Metaphysics (or "the [writings] after physics") is one of the principal works of Aristotle and one of the first major works of the branch of philosophy with the same name. The principal subject is "being qua being," or being insofar as it is being. It examines what can be asserted about any being insofar as it is and not because of any special qualities it has. Also covered are different kinds of causation, form and matter, the existence of mathematical objects, and a prime-mover God.

The Metaphysics is considered to be one of the greatest philosophical works. Its influence on the Greeks, the Muslim philosophers, the scholastic philosophers, and even writers such as Dante, was immense. It consists essentially of a criticism of Plato's Theory of Forms which Aristotle had studied as Plato's pupil in the Academy in Athens, with a worldview rooted in an analysis of natural language, common sense, and the observations gathered from the natural sciences. The result is a synthesis of the naturalism of empirical science, with a critical inquiry into language, ontology, and epistemology that informed the Western intellectual tradition for more than a thousand years.

At the heart of the book lie three questions. What is existence, and what sorts of things exist in the world? How can things continue to exist, and yet undergo the change we see about us in the natural world? And how can this world be understood?

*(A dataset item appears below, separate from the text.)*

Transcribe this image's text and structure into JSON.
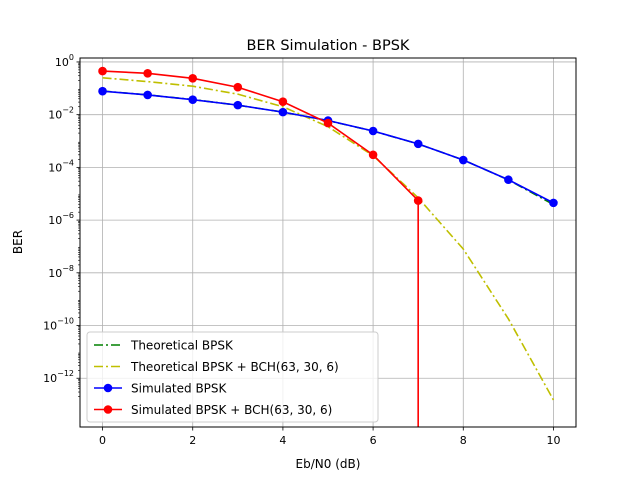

By the time Aristotle was writing, the tradition of Greek philosophy was only two thousand years old. It had begun with the efforts of thinkers in the Greek world to theorize about the common structure that underlies the changes we observe in the natural world. Two contrasting theories, those of Heraclitus and Parmenides, were an important influence on both Plato and Aristotle.

Heraclitus emphasized the constantly changing nature of apparent reality. By contrast, Parmenides argued that we can reach certain conclusions by means of reason alone, making no use of the senses. What we acquire through the process of reason is fixed, unchanging, and eternal. The world is not made up of a variety of things in constant flux, but of one single Truth or reality. Plato's Theory of Forms is a synthesis of these two views. Given, any object that changes is in an imperfect state. Then, the form of each object we see in the world is an imperfect reflection of the perfect form of the object. For example, Plato claimed a chair may take many form, but in the perfect world there is only one form of chair.

Aristotle encountered the Theory of Forms when he studied at the Academy, which he joined at the age of about 18 in the 360s BCE. Aristotle soon expanded on the concept of forms in his Metaphysics. He believed that in every change there is something which persists through the change (for example, Socrates), and something else which did not exist before, but comes into existence as a result of change (musical Socrates). To explain how Socrates come to be born (since he did not exist before he was born), Aristotle says that it is "matter" that underlies the change. The matter has the "form" of Socrates imposed on it to become Socrates hinself. Thus all the things around us, all substances, are composites of two radical things: form and matter. This doctrine is sometimes known as Hylomorphism (from the Greek words meaning "form" and "matter").